Selon un document approuvé lors d’une réunion de l’exécutif, « 125 bâtiments inoccupés » ont été recensés « à ce stade de la procédure ». Parmi ceux-ci, 112 se trouvaient dans l’ARU du Centre historique, « dont certains qui, bien qu’équipés d’un compteur d’eau, ne présentent aucune consommation ou seulement une consommation résiduelle (jusqu’à 7 m³) », 11 dans l’ARU de Nossa Senhora da Encarnação et deux dans l’ARU d’Arrabalde D’Aquém.
Si l’on compare ces résultats, que la municipalité reconnaît comme étant encore provisoires, à ceux de l’année précédente, on constate une diminution du nombre de bâtiments inoccupés, qui passe de 131 à 125.
Les propriétaires des biens désormais identifiés comme inoccupés seront informés d’une éventuelle augmentation de la taxe foncière municipale (IMI) ou d’une réduction s’ils entreprennent des travaux de rénovation au cours de l’exercice fiscal 2026.
« On observe une évolution. Certains bâtiments ont quitté la liste, tandis que d’autres y ont été ajoutés. Ce ne sont pas ces 123 logements à eux seuls qui changeront le paysage immobilier de Leiria en matière d’inoccupation, mais ce sont tout de même des logements et ils s’inscrivent dans une stratégie de relance », a déclaré le maire de Leiria, Gonçalo Lopes (PS).
Le maire a souligné que « comme elles se trouvent au cœur de Leiria, elles présentent également un risque plus élevé », reconnaissant que « cette politique fiscale n’est pas toujours en mesure de déclencher une vague d’investissements ou de ventes ».
« Les gens préfèrent payer des impôts plus élevés, mais cela constitue un facteur de pression supplémentaire concernant la hausse du taux de l’IMI à cette fin », a-t-il ajouté.

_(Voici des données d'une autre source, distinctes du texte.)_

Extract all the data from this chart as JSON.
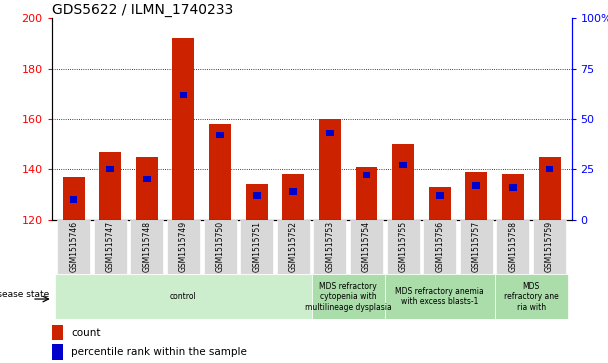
{
  "title": "GDS5622 / ILMN_1740233",
  "samples": [
    "GSM1515746",
    "GSM1515747",
    "GSM1515748",
    "GSM1515749",
    "GSM1515750",
    "GSM1515751",
    "GSM1515752",
    "GSM1515753",
    "GSM1515754",
    "GSM1515755",
    "GSM1515756",
    "GSM1515757",
    "GSM1515758",
    "GSM1515759"
  ],
  "counts": [
    137,
    147,
    145,
    192,
    158,
    134,
    138,
    160,
    141,
    150,
    133,
    139,
    138,
    145
  ],
  "percentiles": [
    10,
    25,
    20,
    62,
    42,
    12,
    14,
    43,
    22,
    27,
    12,
    17,
    16,
    25
  ],
  "bar_color": "#cc2200",
  "pct_color": "#0000cc",
  "ylim_left": [
    120,
    200
  ],
  "ylim_right": [
    0,
    100
  ],
  "yticks_left": [
    120,
    140,
    160,
    180,
    200
  ],
  "yticks_right": [
    0,
    25,
    50,
    75,
    100
  ],
  "group_defs": [
    {
      "start": 0,
      "end": 7,
      "color": "#cceecc",
      "label": "control"
    },
    {
      "start": 7,
      "end": 9,
      "color": "#aaddaa",
      "label": "MDS refractory\ncytopenia with\nmultilineage dysplasia"
    },
    {
      "start": 9,
      "end": 12,
      "color": "#aaddaa",
      "label": "MDS refractory anemia\nwith excess blasts-1"
    },
    {
      "start": 12,
      "end": 14,
      "color": "#aaddaa",
      "label": "MDS\nrefractory ane\nria with"
    }
  ],
  "disease_label": "disease state",
  "legend_count": "count",
  "legend_pct": "percentile rank within the sample",
  "tick_bg": "#d8d8d8"
}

Nuno Serrano, conseiller municipal du PSD au conseil municipal de Leiria, a déclaré que « cette enquête doit être comprise à la lumière de la pression croissante qui s’exerce sur le marché immobilier, alimentée par la pénurie et une forte demande, ce qui pousse les prix à des niveaux inabordables pour la majorité des citoyens ».
Il a en outre suggéré d’étendre cet instrument à « d’autres zones de la commune, et pas seulement aux quartiers historiques, en soumettant à l’Assemblée municipale l’extension des “zones de pression urbaine” (ZPU) », afin de « prendre en compte de manière plus équitable d’autres paroisses et territoires également marqués par l’abandon, la dégradation ou la sous-utilisation du tissu urbain ».»
Le social-démocrate a également préconisé de renforcer la « surveillance continue » des bâtiments menacés d’effondrement — une situation qui s’est aggravée avec le passage du système orageux Kristin.
« Certains de ces bâtiments vacants sont occupés illégalement et servent parfois à la consommation de drogue et, dans certains cas, au trafic de drogue, entre autres activités illicites. Cette réalité aggrave la dégradation et représente un risque sérieux pour la sécurité et la santé publiques, affectant directement les habitants », a souligné Nuno Serrano.
Gonçalo Lopes a expliqué que la question de la « pression en matière de logement ne relève pas du champ d’application de la décision d’aujourd’hui, mais plutôt de la charte municipale du logement actuellement en cours d’élaboration, dont l’achèvement est prévu d’ici la fin de l’année. »
Au cours de la séance du conseil municipal d’aujourd’hui, une décision a également été approuvée visant à annuler le projet d’attribution du marché pour la rénovation et l’agrandissement du centre de santé Dr Gorjão Henriques, destiné à accueillir un centre de diagnostic intégré d’une valeur de base de 380 000 €, aucune offre n’ayant été soumise.
Le conseiller municipal Ricardo Santos (PS), chargé des travaux publics, a précisé que « lorsqu’un appel d’offres ne donne lieu à aucune soumission, il est possible de procéder par attribution directe, à condition que le prix de base et le calendrier d’exécution du projet restent inchangés ».
Ce projet découle d’un partenariat avec l’Unité locale de santé (ULS) de la région de Leiria, qui a présenté le projet pilote dans le cadre du Plan de relance et de résilience (PRR). L’ULS est chargée de l’acquisition des équipements, tandis que la municipalité prend en charge les travaux de construction du bâtiment, dont elle est propriétaire.